Town eyes purchase of Carr Lane parcel

7-acre property would be subdivided for affordable housing, watershed protection
BY TIM RIEL

The town wants to purchase private property off North Main Road that would provide affordable housing while preserving the watershed of the main reservoir.

The lot at 91 Carr Lane is 6.7 acres with an existing house and garage. The front 1.2 acres, where the structures are sited, would be used for permanent affordable housing, according to Town Planner Lisa Bryer. The southern 5.5 acres at the rear, which border North Pond, would be used as contiguous open space for watershed protection, she said.

The owners, Jim and Lisa Rafferty, approached the town with the proposition. The property was assessed at $550,000 in 2015, but Bryer said the terms still are being negotiated. She did, however, say the Raffertys were “amendable to a bargain sale.”

Although the town would purchase the property at a single price before subdividing the lot, Bryer has split the cost in advance for grant purposes. The 5.5 acres would qualify for the state’s open space grant, a $4 million fund administered by the Department of Environmental Management. There is a $400,000 maximum and the town must match 50 percent.

For Carr Lane, the town has estimated the land acquisition, not including the 1.2 acres in front, to cost $307,500, which means the state would contribute $153,750. In the application, the town references the comprehensive community plan, which recommends “aggressively” purchasing all properties within the watershed. That’s because the town is federally designated as a sole source aquifer, which means one reservoir supplies at least half of the water in town. According to the Environmental Protection Agency, there are no “reasonably available” sources for drinking water if North Pond were contaminated.

The Rafferty property, which contains deciduous wetlands and shrub swamps, is part of 133 acres that protect and filter drinking water before it flows into North Pond.

“This step is critical in maintaining the pristine reservoir quality,” the application indicates.

Moreover, the town’s purchase of this property would provide recreational opportunities because the network of existing trails can be accessed from North Road, East Shore Road and Eldred Avenue. In the application, the town indicates the 5.5 acres would be managed by the public works department.

The town councilors at their Monday meeting unanimously approved a resolution for Bryer to pursue the grant.
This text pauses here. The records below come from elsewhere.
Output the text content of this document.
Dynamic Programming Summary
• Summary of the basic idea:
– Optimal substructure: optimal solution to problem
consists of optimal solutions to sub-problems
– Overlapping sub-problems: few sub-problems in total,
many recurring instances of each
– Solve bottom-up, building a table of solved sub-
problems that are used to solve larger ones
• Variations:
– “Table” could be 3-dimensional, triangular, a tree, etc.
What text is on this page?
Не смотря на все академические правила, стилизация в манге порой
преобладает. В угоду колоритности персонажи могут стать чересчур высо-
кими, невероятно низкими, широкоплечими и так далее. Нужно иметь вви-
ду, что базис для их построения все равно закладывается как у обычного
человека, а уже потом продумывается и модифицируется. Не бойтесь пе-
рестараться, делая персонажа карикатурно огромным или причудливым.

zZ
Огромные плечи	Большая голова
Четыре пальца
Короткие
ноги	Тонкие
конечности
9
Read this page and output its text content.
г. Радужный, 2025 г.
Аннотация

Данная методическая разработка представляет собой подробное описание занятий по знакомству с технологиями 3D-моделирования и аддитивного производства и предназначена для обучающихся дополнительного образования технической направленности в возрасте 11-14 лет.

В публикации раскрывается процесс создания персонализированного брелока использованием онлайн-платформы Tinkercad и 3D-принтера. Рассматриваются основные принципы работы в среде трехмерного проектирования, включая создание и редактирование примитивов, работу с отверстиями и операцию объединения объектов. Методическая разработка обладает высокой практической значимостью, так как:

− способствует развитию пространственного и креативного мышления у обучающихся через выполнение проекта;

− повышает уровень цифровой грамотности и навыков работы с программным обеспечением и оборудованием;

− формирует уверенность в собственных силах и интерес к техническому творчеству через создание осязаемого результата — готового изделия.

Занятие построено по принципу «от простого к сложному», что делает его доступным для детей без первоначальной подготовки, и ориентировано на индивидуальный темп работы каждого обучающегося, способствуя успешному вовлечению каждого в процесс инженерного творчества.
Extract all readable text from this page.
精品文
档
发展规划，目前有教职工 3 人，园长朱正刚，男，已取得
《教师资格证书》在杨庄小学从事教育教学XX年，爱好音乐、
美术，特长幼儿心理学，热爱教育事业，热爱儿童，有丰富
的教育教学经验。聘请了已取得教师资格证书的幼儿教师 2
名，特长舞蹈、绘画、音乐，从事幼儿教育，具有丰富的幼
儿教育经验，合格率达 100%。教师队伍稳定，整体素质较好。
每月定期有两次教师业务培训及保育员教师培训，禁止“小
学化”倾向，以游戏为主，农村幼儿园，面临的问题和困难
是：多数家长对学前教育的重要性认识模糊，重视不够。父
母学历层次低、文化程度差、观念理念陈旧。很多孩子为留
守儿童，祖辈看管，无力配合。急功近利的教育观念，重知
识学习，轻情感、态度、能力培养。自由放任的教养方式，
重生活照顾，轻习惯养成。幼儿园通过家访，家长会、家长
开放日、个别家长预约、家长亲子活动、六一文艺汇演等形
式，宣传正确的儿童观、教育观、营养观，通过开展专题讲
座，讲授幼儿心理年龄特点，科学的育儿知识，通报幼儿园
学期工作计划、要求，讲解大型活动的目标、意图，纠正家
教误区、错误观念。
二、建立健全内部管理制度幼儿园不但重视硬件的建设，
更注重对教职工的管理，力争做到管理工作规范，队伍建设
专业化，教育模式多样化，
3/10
Aside from the $307,500, the front 1.2 acres will be financed by the town’s housing trust. Bryer said that money could be replenished through Community Development Block Grants and funding available from Rhode Island Housing. The property, she added, could be purchased without asking taxpayers for a dime in the fiscal 2019 budget.

“This really is a great opportunity,” she said.

While the prospect is appealing, Town Administrator Andy Nota is cautious about his optimism.

“It would be nice, but we have a bunch of steps to take,” he said. “The number really doesn’t work without that open space grant.”